July 31, 2008
Butt flag fever, Orthodox crawl, what to expect, propaganda
I was very interested in the subject matter of the young people of the United States going to Israel on the Birthright program (Cover, July 18).
However, am I the only paranoid Jew who found it offensive? Since when is it appropriate to drape a flag (from any country) around one's rear end? These students perhaps do not know the proper procedure in displaying a flag, but surely the editors of your fine publication would know.
Coming from an Orthodox background, only recently did I start reading the Jewish Journal (it's delivered to the Russian Chabad of all places). I really enjoy the multitude of opinions expressed here -- especially Rob Eshman's editorials -- until I read "Defending Identity" riding to work this morning ("Defending Identity," July 18).
A single written word can be a very powerful tool in educating and liberating, but it can do quite the opposite as well. A single reference to God in the feminine form "Her" was a major blow to my opening up to the Jewish non-Orthodox ideas. In the same sentence: not only it's "Her," but she also has a "dark sense of humor."
Come on, Mr. Eshman, that's too much! Whose identity are you defending?
Offending mine -- that's for sure! Now I want to crawl back to my shell, where I feel safe and where I can be unapologetically Orthodox.
Best of L.A.
One of the finest synagogue bands in our area is Beth Shir Sholom's TishTones.

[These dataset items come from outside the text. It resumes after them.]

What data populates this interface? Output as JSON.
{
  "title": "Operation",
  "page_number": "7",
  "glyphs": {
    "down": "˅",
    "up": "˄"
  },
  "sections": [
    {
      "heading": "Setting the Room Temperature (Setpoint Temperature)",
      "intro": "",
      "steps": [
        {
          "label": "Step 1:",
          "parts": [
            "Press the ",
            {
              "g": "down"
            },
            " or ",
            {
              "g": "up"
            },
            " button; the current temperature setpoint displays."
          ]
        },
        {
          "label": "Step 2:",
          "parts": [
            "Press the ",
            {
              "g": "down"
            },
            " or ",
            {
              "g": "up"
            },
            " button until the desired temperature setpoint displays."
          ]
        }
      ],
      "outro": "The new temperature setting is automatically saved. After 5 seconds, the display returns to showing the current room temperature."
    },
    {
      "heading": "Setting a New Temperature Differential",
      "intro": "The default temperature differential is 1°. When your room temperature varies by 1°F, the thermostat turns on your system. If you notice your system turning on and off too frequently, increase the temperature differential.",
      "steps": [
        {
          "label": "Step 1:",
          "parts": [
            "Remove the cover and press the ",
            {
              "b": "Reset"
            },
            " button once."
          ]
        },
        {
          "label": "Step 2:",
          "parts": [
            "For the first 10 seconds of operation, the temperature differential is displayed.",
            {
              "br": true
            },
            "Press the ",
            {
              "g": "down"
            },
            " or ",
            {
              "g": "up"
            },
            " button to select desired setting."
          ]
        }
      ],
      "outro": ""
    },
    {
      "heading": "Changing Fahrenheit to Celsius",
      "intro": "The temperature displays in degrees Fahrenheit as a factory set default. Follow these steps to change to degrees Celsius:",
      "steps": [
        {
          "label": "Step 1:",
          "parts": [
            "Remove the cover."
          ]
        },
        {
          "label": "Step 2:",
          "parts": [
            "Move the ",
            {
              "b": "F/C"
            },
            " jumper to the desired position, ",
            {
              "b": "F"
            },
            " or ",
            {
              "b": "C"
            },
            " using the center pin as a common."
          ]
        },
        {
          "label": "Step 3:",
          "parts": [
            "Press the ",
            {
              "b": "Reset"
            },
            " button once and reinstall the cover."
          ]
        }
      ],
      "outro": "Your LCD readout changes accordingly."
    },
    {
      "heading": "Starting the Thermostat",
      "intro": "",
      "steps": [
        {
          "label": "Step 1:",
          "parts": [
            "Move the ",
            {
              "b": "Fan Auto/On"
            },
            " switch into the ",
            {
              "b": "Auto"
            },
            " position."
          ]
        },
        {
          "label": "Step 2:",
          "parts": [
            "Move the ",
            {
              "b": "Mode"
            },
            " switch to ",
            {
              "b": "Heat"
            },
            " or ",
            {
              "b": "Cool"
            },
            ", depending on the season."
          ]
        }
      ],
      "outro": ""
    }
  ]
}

They were not mentioned in your otherwise excellent feature on the best in (Jewish) Los Angeles (July 4).
The TishTones were created more than 18 years ago by Rabbi Neil Comess-Daniels, and were one of the first synagogue bands. While longevity is not proof of "best," I invite anyone interested to Beth Shir Sholom's Shabbos Tish at 7:30 p.m. on Aug. 22, where the TishTones will be featured. Everyone is also invited to the 6 p.m. barbecue preceding the Tish (reservations appreciated).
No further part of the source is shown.